As employers find new ways to entice their workforces back to the office, many are choosing real estate that offers more than just standard open-plan floorplates, underground parking, and basic gym facilities. Developers and their architects are introducing new workspace design concepts that go beyond the gimmicky sleeping pods, slides, and thematic cafeterias that certain companies totted in past decades.
For Brooklyn’s brand new One Willoughby Square (1WSQ) Class A business block—designed by FXCollaborative—New York mainstay JEMB Realty Corporation called on interdisciplinary firm Vocon to outfit a 15th-floor amenity space. Incorporating lounges, outdoor terraces, and acoustically rated multi-purpose flex rooms, the 5,400 square-foot suite was designed to feel like a private club while remaining accessible to all of the building’s tenants. It serves as a sort of third place; Areas within community buildings that are not defined as home or workspaces.

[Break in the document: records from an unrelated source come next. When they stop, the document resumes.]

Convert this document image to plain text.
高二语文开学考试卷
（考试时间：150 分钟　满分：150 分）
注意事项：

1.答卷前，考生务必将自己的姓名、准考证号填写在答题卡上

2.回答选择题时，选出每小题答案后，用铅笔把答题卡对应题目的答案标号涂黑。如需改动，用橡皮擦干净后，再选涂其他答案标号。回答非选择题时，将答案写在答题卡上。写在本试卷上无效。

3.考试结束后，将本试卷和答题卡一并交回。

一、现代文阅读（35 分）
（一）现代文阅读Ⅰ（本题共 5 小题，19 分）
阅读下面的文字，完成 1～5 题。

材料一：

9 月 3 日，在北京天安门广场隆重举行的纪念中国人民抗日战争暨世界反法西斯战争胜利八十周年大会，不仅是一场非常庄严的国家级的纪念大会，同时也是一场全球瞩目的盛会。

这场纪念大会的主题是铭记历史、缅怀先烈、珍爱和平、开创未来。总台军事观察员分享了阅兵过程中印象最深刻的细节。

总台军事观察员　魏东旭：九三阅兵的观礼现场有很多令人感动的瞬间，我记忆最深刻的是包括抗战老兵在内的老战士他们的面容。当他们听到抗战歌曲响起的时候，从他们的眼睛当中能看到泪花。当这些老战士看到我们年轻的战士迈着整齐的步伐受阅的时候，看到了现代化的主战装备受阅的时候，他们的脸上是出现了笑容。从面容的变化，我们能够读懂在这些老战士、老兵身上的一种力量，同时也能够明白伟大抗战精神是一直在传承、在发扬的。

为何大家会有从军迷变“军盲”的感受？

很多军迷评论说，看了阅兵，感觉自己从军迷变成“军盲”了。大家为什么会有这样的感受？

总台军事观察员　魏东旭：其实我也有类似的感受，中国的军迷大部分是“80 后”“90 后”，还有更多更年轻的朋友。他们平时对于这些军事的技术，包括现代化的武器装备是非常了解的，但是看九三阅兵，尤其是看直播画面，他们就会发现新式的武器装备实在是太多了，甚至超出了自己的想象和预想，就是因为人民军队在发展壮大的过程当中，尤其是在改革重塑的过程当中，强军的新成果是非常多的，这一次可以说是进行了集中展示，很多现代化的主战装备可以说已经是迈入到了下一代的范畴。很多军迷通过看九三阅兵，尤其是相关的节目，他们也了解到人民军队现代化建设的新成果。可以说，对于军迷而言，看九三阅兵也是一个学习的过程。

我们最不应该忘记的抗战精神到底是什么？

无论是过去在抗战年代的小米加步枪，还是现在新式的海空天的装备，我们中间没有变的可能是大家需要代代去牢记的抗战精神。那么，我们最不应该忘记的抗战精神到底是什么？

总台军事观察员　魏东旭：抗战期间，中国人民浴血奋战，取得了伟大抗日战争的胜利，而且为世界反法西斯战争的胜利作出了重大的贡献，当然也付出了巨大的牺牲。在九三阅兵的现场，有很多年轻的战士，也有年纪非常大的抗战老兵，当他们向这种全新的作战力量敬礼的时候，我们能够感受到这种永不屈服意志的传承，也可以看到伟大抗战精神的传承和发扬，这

“It’s a space that can be used for anything from focused work time, a connecting location where employees can comfortably meet with colleagues and be part of a community, host events and close deals with potential clients,” says Thomas Vecchione, Vocon New York’s managing principal. “As the landscape of the conventional workday changes, our workspace design strategy also needs to evolve. How do you encapsulate the essence and comfortability of working remotely in the office? 1WSQ’s amenity space evokes warmth, softness, and attention.”
By designing a workspace like a hospitality destination, Vocon is setting out to change the corporate design landscape and meet new demands. With a palette of bold and muted tones, rounded edges, and layered details, the firm sought to create an environment that will be used frequently, and that won’t end up empty after the novelty wears off. Anchoring the space is The Garden Smart Bar, which is clad in sapphire brick, a scheme that evokes 1WSQ’s sleek exterior. “We wanted it to be effortlessly functional and beautiful,” Vecchione adds. “The space’s finishes are mostly neutral, allowing design accents to shine. We mixed in warm metals, woven and tucked fabric walls, playful terrazzo, and plants in the center of the bar. We blended classic materials like marble with the rawness of the concrete floor, columns, and ceilings.”